Le continent de plastique flottant entre la Californie et l’archipel d’Hawaï dans l’océan Pacifique compte à ce jour plus de 80 000 tonnes de déchets occupant 1,6 million de kilomètres carrés, soit trois fois la superficie de la France.

L’avenir de la planète menacé

Chaleur extrême, inondations, sécheresse, pauvreté, toutes des catastrophes qui seront dangereusement en hausse si aucune réelle action n’est prise d’ici les 12 prochaines années l’Organisation des Nations unis.

Alexandre Brière Ce contenu est produit par les étudiants en ATM — Journalisme du Cégep de Jonquière

L’ONU et des scientifiques environnementaux renommés s’entendent pour dire que d’ici une douzaine d’années, le réchauffement climatique aura augmenté de plus de 2ºC alors que l’objectif est de rester sous la barre du 1,5ºC. À partir de ce point, chaque demi-degré gagné augmentera de façon significative les risques de chaleur extrême, d’inondations, de sécheresse et de pauvreté pour des centaines de millions de personnes.

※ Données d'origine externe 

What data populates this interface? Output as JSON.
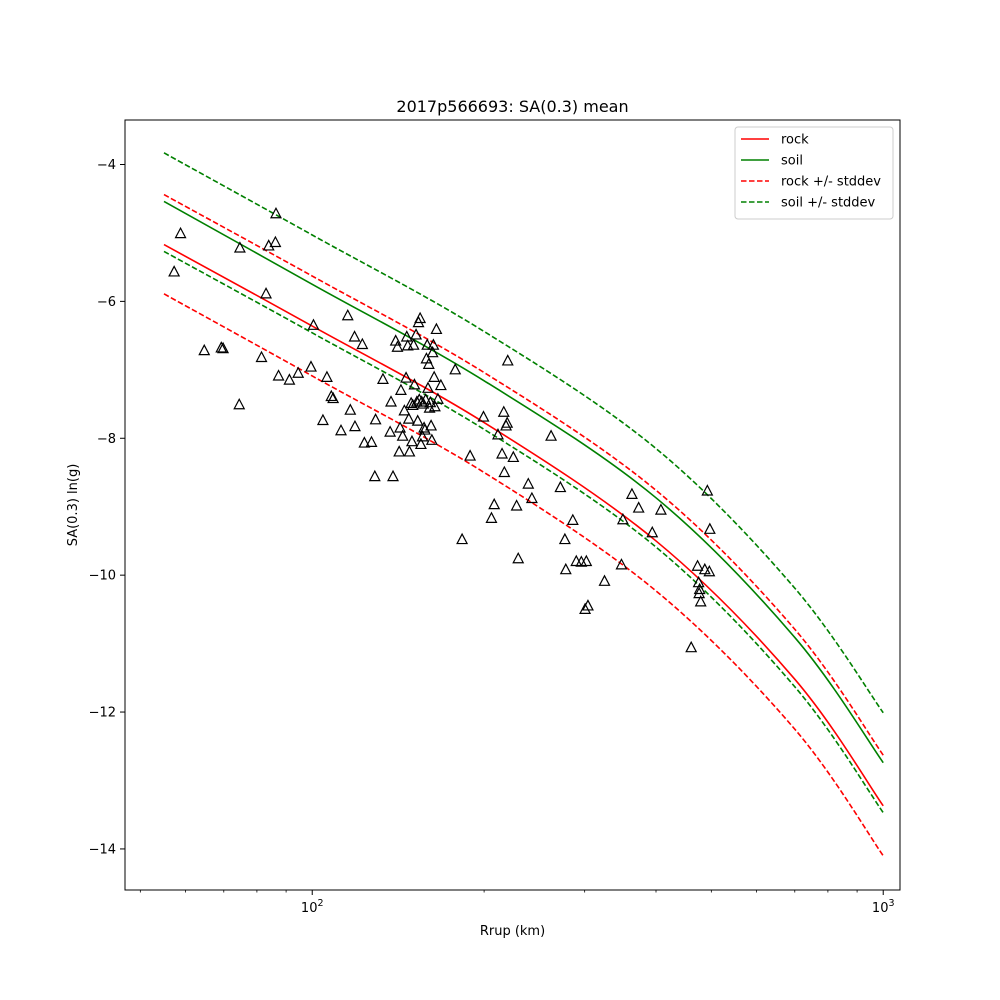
{
  "chart_data": {
    "type": "scatter",
    "title": "2017p566693: SA(0.3) mean",
    "xlabel": "Rrup (km)",
    "ylabel": "SA(0.3) ln(g)",
    "xscale": "log",
    "xlim": [
      47,
      1070
    ],
    "ylim": [
      -14.6,
      -3.35
    ],
    "xticks": [
      {
        "value": 100,
        "base": "10",
        "exp": "2"
      },
      {
        "value": 1000,
        "base": "10",
        "exp": "3"
      }
    ],
    "yticks": [
      -14,
      -12,
      -10,
      -8,
      -6,
      -4
    ],
    "grid": false,
    "legend_position": "top-right",
    "colors": {
      "rock": "#ff0000",
      "soil": "#008000",
      "observed": "#000000"
    },
    "series": [
      {
        "name": "rock",
        "style": "solid",
        "color": "#ff0000",
        "x": [
          55,
          100,
          200,
          400,
          700,
          1000
        ],
        "y": [
          -5.17,
          -6.36,
          -7.77,
          -9.5,
          -11.52,
          -13.37
        ]
      },
      {
        "name": "soil",
        "style": "solid",
        "color": "#008000",
        "x": [
          55,
          100,
          200,
          400,
          700,
          1000
        ],
        "y": [
          -4.54,
          -5.75,
          -7.16,
          -8.87,
          -10.91,
          -12.74
        ]
      },
      {
        "name": "rock +/- stddev",
        "style": "dashed",
        "color": "#ff0000",
        "x": [
          55,
          100,
          200,
          400,
          700,
          1000
        ],
        "y": [
          -4.44,
          -5.63,
          -7.04,
          -8.76,
          -10.79,
          -12.63
        ]
      },
      {
        "name": "rock +/- stddev",
        "style": "dashed",
        "legend": false,
        "color": "#ff0000",
        "x": [
          55,
          100,
          200,
          400,
          700,
          1000
        ],
        "y": [
          -5.89,
          -7.09,
          -8.5,
          -10.23,
          -12.25,
          -14.1
        ]
      },
      {
        "name": "soil +/- stddev",
        "style": "dashed",
        "color": "#008000",
        "x": [
          55,
          100,
          200,
          400,
          700,
          1000
        ],
        "y": [
          -3.83,
          -5.03,
          -6.44,
          -8.15,
          -10.19,
          -12.01
        ]
      },
      {
        "name": "soil +/- stddev",
        "style": "dashed",
        "legend": false,
        "color": "#008000",
        "x": [
          55,
          100,
          200,
          400,
          700,
          1000
        ],
        "y": [
          -5.27,
          -6.46,
          -7.87,
          -9.59,
          -11.63,
          -13.47
        ]
      }
    ],
    "observations": [
      [
        57.3,
        -5.57
      ],
      [
        58.8,
        -5.01
      ],
      [
        64.7,
        -6.72
      ],
      [
        69.3,
        -6.68
      ],
      [
        69.8,
        -6.69
      ],
      [
        74.5,
        -7.51
      ],
      [
        74.7,
        -5.22
      ],
      [
        81.5,
        -6.82
      ],
      [
        83.0,
        -5.89
      ],
      [
        83.9,
        -5.19
      ],
      [
        86.2,
        -5.14
      ],
      [
        86.4,
        -4.72
      ],
      [
        87.3,
        -7.09
      ],
      [
        91.2,
        -7.15
      ],
      [
        94.5,
        -7.05
      ],
      [
        99.5,
        -6.96
      ],
      [
        100.5,
        -6.35
      ],
      [
        104.4,
        -7.74
      ],
      [
        106.1,
        -7.11
      ],
      [
        108.0,
        -7.39
      ],
      [
        108.8,
        -7.42
      ],
      [
        112.3,
        -7.89
      ],
      [
        115.4,
        -6.21
      ],
      [
        116.6,
        -7.59
      ],
      [
        118.6,
        -6.52
      ],
      [
        118.8,
        -7.83
      ],
      [
        122.4,
        -6.63
      ],
      [
        123.4,
        -8.07
      ],
      [
        127.0,
        -8.06
      ],
      [
        128.7,
        -8.56
      ],
      [
        129.1,
        -7.73
      ],
      [
        133.0,
        -7.14
      ],
      [
        136.9,
        -7.91
      ],
      [
        137.4,
        -7.47
      ],
      [
        138.5,
        -8.56
      ],
      [
        140.0,
        -6.58
      ],
      [
        141.0,
        -6.67
      ],
      [
        142.0,
        -8.2
      ],
      [
        142.5,
        -7.85
      ],
      [
        143.0,
        -7.3
      ],
      [
        144.0,
        -7.97
      ],
      [
        145.0,
        -7.6
      ],
      [
        146.0,
        -7.12
      ],
      [
        146.4,
        -6.52
      ],
      [
        147.0,
        -6.65
      ],
      [
        147.6,
        -7.72
      ],
      [
        148.0,
        -8.2
      ],
      [
        149.0,
        -7.49
      ],
      [
        149.5,
        -8.05
      ],
      [
        150.0,
        -7.52
      ],
      [
        150.5,
        -6.64
      ],
      [
        151.0,
        -7.22
      ],
      [
        152.0,
        -6.49
      ],
      [
        152.5,
        -7.47
      ],
      [
        153.0,
        -7.75
      ],
      [
        153.5,
        -6.31
      ],
      [
        154.0,
        -7.44
      ],
      [
        154.5,
        -6.25
      ],
      [
        155.0,
        -8.09
      ],
      [
        155.5,
        -7.47
      ],
      [
        156.0,
        -7.98
      ],
      [
        156.5,
        -7.5
      ],
      [
        157.0,
        -7.85
      ],
      [
        157.5,
        -7.88
      ],
      [
        158.0,
        -7.44
      ],
      [
        158.5,
        -6.84
      ],
      [
        159.0,
        -6.64
      ],
      [
        159.5,
        -7.27
      ],
      [
        160.0,
        -6.92
      ],
      [
        160.5,
        -7.56
      ],
      [
        161.0,
        -7.48
      ],
      [
        161.5,
        -7.82
      ],
      [
        162.0,
        -8.03
      ],
      [
        162.5,
        -6.75
      ],
      [
        163.0,
        -6.64
      ],
      [
        163.5,
        -7.11
      ],
      [
        164.0,
        -7.54
      ],
      [
        165.0,
        -6.41
      ],
      [
        166.0,
        -7.43
      ],
      [
        168.0,
        -7.23
      ],
      [
        178.0,
        -7.0
      ],
      [
        183.0,
        -9.48
      ],
      [
        189.0,
        -8.26
      ],
      [
        199.5,
        -7.69
      ],
      [
        206.0,
        -9.17
      ],
      [
        208.3,
        -8.97
      ],
      [
        211.5,
        -7.95
      ],
      [
        215.0,
        -8.23
      ],
      [
        216.5,
        -7.62
      ],
      [
        217.0,
        -8.5
      ],
      [
        218.5,
        -7.82
      ],
      [
        219.5,
        -7.78
      ],
      [
        220.0,
        -6.87
      ],
      [
        225.0,
        -8.28
      ],
      [
        228.0,
        -8.99
      ],
      [
        229.5,
        -9.76
      ],
      [
        239.0,
        -8.67
      ],
      [
        242.5,
        -8.88
      ],
      [
        262.0,
        -7.97
      ],
      [
        272.0,
        -8.72
      ],
      [
        277.0,
        -9.48
      ],
      [
        278.0,
        -9.92
      ],
      [
        286.0,
        -9.2
      ],
      [
        290.0,
        -9.8
      ],
      [
        296.0,
        -9.81
      ],
      [
        300.5,
        -10.5
      ],
      [
        302.0,
        -9.8
      ],
      [
        304.0,
        -10.45
      ],
      [
        325.0,
        -10.09
      ],
      [
        348.0,
        -9.85
      ],
      [
        350.0,
        -9.19
      ],
      [
        363.0,
        -8.82
      ],
      [
        373.0,
        -9.02
      ],
      [
        394.0,
        -9.38
      ],
      [
        408.0,
        -9.05
      ],
      [
        461.0,
        -11.06
      ],
      [
        473.0,
        -9.87
      ],
      [
        475.0,
        -10.11
      ],
      [
        476.0,
        -10.27
      ],
      [
        477.0,
        -10.21
      ],
      [
        479.0,
        -10.39
      ],
      [
        487.0,
        -9.92
      ],
      [
        492.0,
        -8.77
      ],
      [
        496.0,
        -9.95
      ],
      [
        497.0,
        -9.33
      ]
    ]
  }
}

Selon le rapport final de l’Accord de Paris de 2016, ce demi-degré de plus pourrait complètement éradiquer les coraux, accélérer la fonte des glaciers et augmenter de 50 % la proportion de la population qui manquera d’eau potable. De plus, les émissions de carbone seront 25 % plus importantes et le prix du carbone sera trois à quatre fois plus élevé. Par contre, si n’est rien est fait, le prix sera beaucoup plus élevé.

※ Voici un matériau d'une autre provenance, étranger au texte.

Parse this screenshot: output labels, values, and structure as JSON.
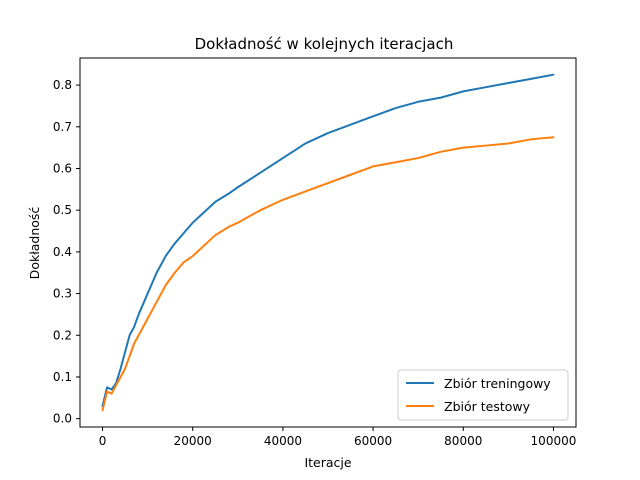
{
  "chart_data": {
    "type": "line",
    "title": "Dokładność w kolejnych iteracjach",
    "xlabel": "Iteracje",
    "ylabel": "Dokładność",
    "xlim": [
      -5000,
      105000
    ],
    "ylim": [
      -0.02,
      0.865
    ],
    "xticks": [
      0,
      20000,
      40000,
      60000,
      80000,
      100000
    ],
    "xtick_labels": [
      "0",
      "20000",
      "40000",
      "60000",
      "80000",
      "100000"
    ],
    "yticks": [
      0.0,
      0.1,
      0.2,
      0.3,
      0.4,
      0.5,
      0.6,
      0.7,
      0.8
    ],
    "ytick_labels": [
      "0.0",
      "0.1",
      "0.2",
      "0.3",
      "0.4",
      "0.5",
      "0.6",
      "0.7",
      "0.8"
    ],
    "grid": false,
    "legend_position": "lower-right",
    "series": [
      {
        "name": "Zbiór treningowy",
        "color": "#1f77b4",
        "x": [
          0,
          1000,
          2000,
          3000,
          4000,
          5000,
          6000,
          7000,
          8000,
          10000,
          12000,
          14000,
          16000,
          18000,
          20000,
          22000,
          25000,
          28000,
          30000,
          35000,
          40000,
          45000,
          50000,
          55000,
          60000,
          65000,
          70000,
          75000,
          80000,
          85000,
          90000,
          95000,
          100000
        ],
        "values": [
          0.03,
          0.075,
          0.07,
          0.085,
          0.12,
          0.16,
          0.2,
          0.22,
          0.25,
          0.3,
          0.35,
          0.39,
          0.42,
          0.445,
          0.47,
          0.49,
          0.52,
          0.54,
          0.555,
          0.59,
          0.625,
          0.66,
          0.685,
          0.705,
          0.725,
          0.745,
          0.76,
          0.77,
          0.785,
          0.795,
          0.805,
          0.815,
          0.825
        ]
      },
      {
        "name": "Zbiór testowy",
        "color": "#ff7f0e",
        "x": [
          0,
          1000,
          2000,
          3000,
          4000,
          5000,
          6000,
          7000,
          8000,
          10000,
          12000,
          14000,
          16000,
          18000,
          20000,
          22000,
          25000,
          28000,
          30000,
          35000,
          40000,
          45000,
          50000,
          55000,
          60000,
          65000,
          70000,
          75000,
          80000,
          85000,
          90000,
          95000,
          100000
        ],
        "values": [
          0.02,
          0.065,
          0.06,
          0.08,
          0.1,
          0.12,
          0.15,
          0.18,
          0.2,
          0.24,
          0.28,
          0.32,
          0.35,
          0.375,
          0.39,
          0.41,
          0.44,
          0.46,
          0.47,
          0.5,
          0.525,
          0.545,
          0.565,
          0.585,
          0.605,
          0.615,
          0.625,
          0.64,
          0.65,
          0.655,
          0.66,
          0.67,
          0.675
        ]
      }
    ]
  }
}
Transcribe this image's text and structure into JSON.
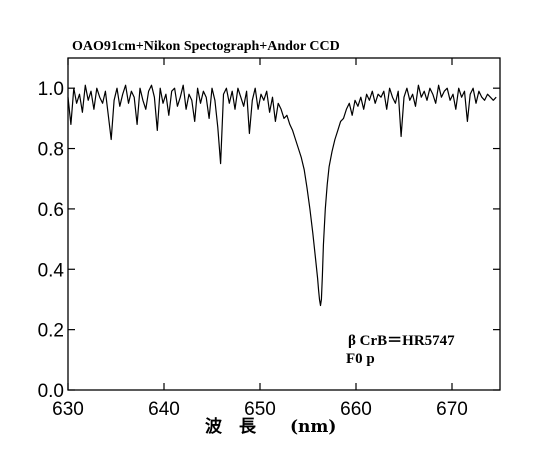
{
  "chart_data": {
    "type": "line",
    "title": "OAO91cm+Nikon Spectograph+Andor CCD",
    "xlabel": "波　長　　(nm)",
    "ylabel": "",
    "xlim": [
      630,
      675
    ],
    "ylim": [
      0.0,
      1.1
    ],
    "x_ticks": [
      630,
      640,
      650,
      660,
      670
    ],
    "y_ticks": [
      0.0,
      0.2,
      0.4,
      0.6,
      0.8,
      1.0
    ],
    "x_tick_labels": [
      "630",
      "640",
      "650",
      "660",
      "670"
    ],
    "y_tick_labels": [
      "0.0",
      "0.2",
      "0.4",
      "0.6",
      "0.8",
      "1.0"
    ],
    "grid": false,
    "annotations": [
      "β CrB＝HR5747",
      "F0 p"
    ],
    "series": [
      {
        "color": "#000000",
        "x": [
          630.0,
          630.3,
          630.6,
          630.9,
          631.2,
          631.5,
          631.8,
          632.1,
          632.4,
          632.7,
          633.0,
          633.3,
          633.6,
          633.9,
          634.2,
          634.5,
          634.8,
          635.1,
          635.4,
          635.7,
          636.0,
          636.3,
          636.6,
          636.9,
          637.2,
          637.5,
          637.8,
          638.1,
          638.4,
          638.7,
          639.0,
          639.3,
          639.6,
          639.9,
          640.2,
          640.5,
          640.8,
          641.1,
          641.4,
          641.7,
          642.0,
          642.3,
          642.6,
          642.9,
          643.2,
          643.5,
          643.8,
          644.1,
          644.4,
          644.7,
          645.0,
          645.3,
          645.6,
          645.9,
          646.2,
          646.5,
          646.8,
          647.1,
          647.4,
          647.7,
          648.0,
          648.3,
          648.6,
          648.9,
          649.2,
          649.5,
          649.8,
          650.1,
          650.4,
          650.7,
          651.0,
          651.3,
          651.6,
          651.9,
          652.2,
          652.5,
          652.8,
          653.1,
          653.4,
          653.7,
          654.0,
          654.3,
          654.6,
          654.9,
          655.2,
          655.5,
          655.8,
          656.0,
          656.1,
          656.2,
          656.3,
          656.4,
          656.5,
          656.6,
          656.8,
          657.0,
          657.2,
          657.5,
          657.8,
          658.1,
          658.4,
          658.7,
          659.0,
          659.3,
          659.6,
          659.9,
          660.2,
          660.5,
          660.8,
          661.1,
          661.4,
          661.7,
          662.0,
          662.3,
          662.6,
          662.9,
          663.2,
          663.5,
          663.8,
          664.1,
          664.4,
          664.7,
          665.0,
          665.3,
          665.6,
          665.9,
          666.2,
          666.5,
          666.8,
          667.1,
          667.4,
          667.7,
          668.0,
          668.3,
          668.6,
          668.9,
          669.2,
          669.5,
          669.8,
          670.1,
          670.4,
          670.7,
          671.0,
          671.3,
          671.6,
          671.9,
          672.2,
          672.5,
          672.8,
          673.1,
          673.4,
          673.7,
          674.0,
          674.3,
          674.6
        ],
        "y": [
          0.97,
          0.88,
          1.0,
          0.95,
          0.98,
          0.92,
          1.01,
          0.96,
          0.99,
          0.93,
          1.0,
          0.97,
          0.95,
          0.99,
          0.91,
          0.83,
          0.96,
          1.0,
          0.94,
          0.98,
          1.01,
          0.95,
          0.99,
          0.97,
          0.88,
          1.0,
          0.96,
          0.93,
          0.99,
          1.01,
          0.97,
          0.86,
          1.0,
          0.95,
          0.98,
          0.91,
          0.99,
          1.0,
          0.94,
          0.97,
          1.01,
          0.93,
          0.98,
          0.96,
          0.89,
          1.0,
          0.95,
          0.99,
          0.97,
          0.9,
          1.0,
          0.96,
          0.87,
          0.75,
          0.98,
          1.0,
          0.95,
          0.99,
          0.93,
          1.0,
          0.97,
          0.94,
          0.99,
          0.85,
          0.96,
          1.0,
          0.93,
          0.98,
          0.96,
          0.99,
          0.92,
          0.97,
          0.89,
          0.95,
          0.93,
          0.9,
          0.91,
          0.88,
          0.86,
          0.83,
          0.8,
          0.77,
          0.73,
          0.67,
          0.6,
          0.52,
          0.43,
          0.37,
          0.33,
          0.3,
          0.28,
          0.3,
          0.38,
          0.48,
          0.6,
          0.68,
          0.74,
          0.79,
          0.83,
          0.86,
          0.89,
          0.9,
          0.93,
          0.95,
          0.91,
          0.96,
          0.94,
          0.97,
          0.93,
          0.98,
          0.96,
          0.99,
          0.95,
          0.98,
          0.97,
          0.99,
          0.93,
          1.0,
          0.97,
          0.95,
          0.99,
          0.84,
          0.97,
          1.0,
          0.96,
          0.98,
          0.94,
          1.01,
          0.97,
          0.99,
          0.96,
          1.0,
          0.98,
          0.95,
          1.01,
          0.97,
          0.99,
          1.0,
          0.96,
          0.98,
          0.93,
          1.0,
          0.97,
          0.99,
          0.89,
          0.98,
          1.0,
          0.95,
          0.99,
          0.97,
          0.96,
          0.98,
          0.97,
          0.96,
          0.97
        ]
      }
    ]
  }
}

Selon les données de l’ONU, la température mondiale moyenne est à ce jour 1,1ºC supérieure par rapport à l’ère préindustrielle. À la suite des ouragans aux États-Unis, des records de sécheresse à Cape Town et des feux de forêts un peu partout en Californie et en Australie, les experts intergouvernementaux sur l’évolution du climat (IPCC en anglais) affirment clairement que les changements climatiques sont déjà bien enclenchés et que chaque fraction de degré additionnelle est nocive pour la Terre.

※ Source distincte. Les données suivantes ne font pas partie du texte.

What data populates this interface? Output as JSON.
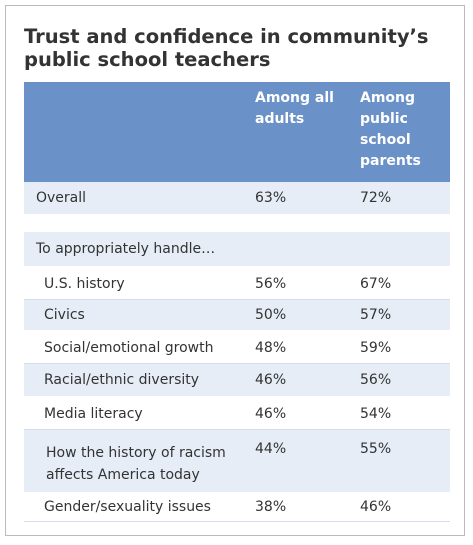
{
  "header": {
    "title": "Trust and confidence in community’s public school teachers"
  },
  "table": {
    "columns": [
      "Among all adults",
      "Among public school parents"
    ],
    "rows": [
      [
        "Overall",
        "63%",
        "72%"
      ],
      [
        "To appropriately handle…",
        null,
        null
      ],
      [
        "U.S. history",
        "56%",
        "67%"
      ],
      [
        "Civics",
        "50%",
        "57%"
      ],
      [
        "Social/emotional growth",
        "48%",
        "59%"
      ],
      [
        "Racial/ethnic diversity",
        "46%",
        "56%"
      ],
      [
        "Media literacy",
        "46%",
        "54%"
      ],
      [
        "How the history of racism affects America today",
        "44%",
        "55%"
      ],
      [
        "Gender/sexuality issues",
        "38%",
        "46%"
      ]
    ]
  }
}
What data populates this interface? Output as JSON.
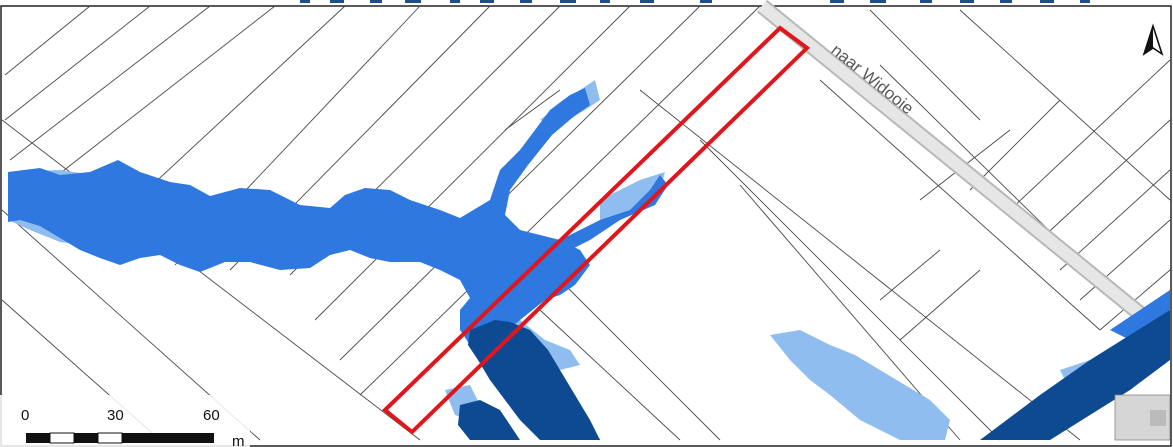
{
  "map": {
    "road_label": "naar Widooie",
    "north_arrow": "north-arrow-icon",
    "scale_bar": {
      "ticks": [
        "0",
        "30",
        "60"
      ],
      "unit": "m"
    },
    "colors": {
      "flood_light": "#8fbdf0",
      "flood_medium": "#2e78df",
      "flood_dark": "#0d4a92",
      "study_area_outline": "#e0161c",
      "parcel_lines": "#4a4a4a",
      "road": "#c8c8c8"
    }
  }
}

L’IPCC a démontré trois façons (à utiliser simultanément) pour demeurer sous la barre du 1,5ºC : la reforestation, opter pour le transport électrique et se doter de meilleures technologies qui emmagasinent le carbone.

Un effet domino

Une étude parue le 14 août 2018 dans le journal Proceedings of the National Academy of Sciences (PNAS) s’intéresse aux conséquences en chaîne du réchauffement de la planète par les rejets massifs et continus de gaz à effet de serre causés par les humains. À la suite de ces rejets, plusieurs phénomènes naturels contribuent à accentuer ce réchauffement. Par exemple, la banquise et la calotte polaire disparaissent, les forêts tropicales et boréales dépérissent, la respiration bactérienne augmente et émet du méthane (un puissant gaz à effet de serre), les hydrates de méthane piégés dans les fonds marins remontent rapidement vers la surface, etc.

La situation est urgente d’après les experts et il faut agir rapidement, considérant que le quart des Canadiens et des Français sont climatosceptiques, selon un sondage de la firme Opinion Way, publié en mars 2019.